I swipe at my cheeks. “They’ll get sick and die,” I say. “Or they won’t. The same as will happen to anyone who doesn’t have the elixir.”

“Finn,” he says, and it takes me a moment to realize he’s not talking to me.

The footman peels away from the wall. “Your Majesty.”

“Fetch Quint.”

Quint must not have been far, because he appears in less than a minute.

King Harristan doesn’t even give him time to speak, but Quint must be used to that, because he already has a pen in hand. “I would like a meeting with the palace doctors and apothecaries about the dosage levels in the Royal Sector. Tessa will present her findings to them tomorrow, and—”

“What?” I squeak.

Quint pauses in his writing to lift a finger to his lips, and I clamp my mouth shut.

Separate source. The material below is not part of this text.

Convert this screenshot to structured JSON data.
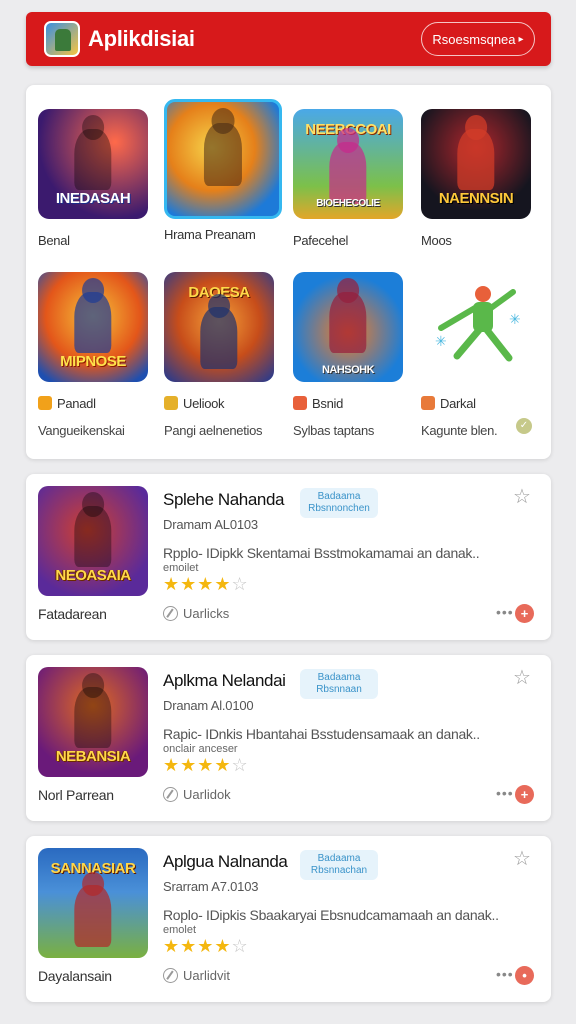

“I would like a full accounting of the medicine dispensed in each sector by population, along with records of efficacy. Have Corrick review it. Issue a statement that our breech of security was a misunderstanding, that a concerned citizen, an apothecary herself, was merely trying to deliver a reporting of her research to the palace.”

I’m staring at him.

King Harristan looks back at me levelly. “I can’t grant you your life forever,” he says, “but I can grant a few more days to corroborate your story. I am interested in hearing your theories in more detail.”

I don’t know what to say.

“She is overcome with gratitude, Your Majesty,” says Quint.

The king grants him a withering glance. “Out of here, Quint. Take her with you.”

“Indeed.” Quint snaps his book shut and offers me his arm.

“Thank you?” I whisper. I’m not sure I mean it. I’m not sure if I want to.

Quint pats my hand where it rests on his arm. “Come along, my dear. Etiquette awaits.”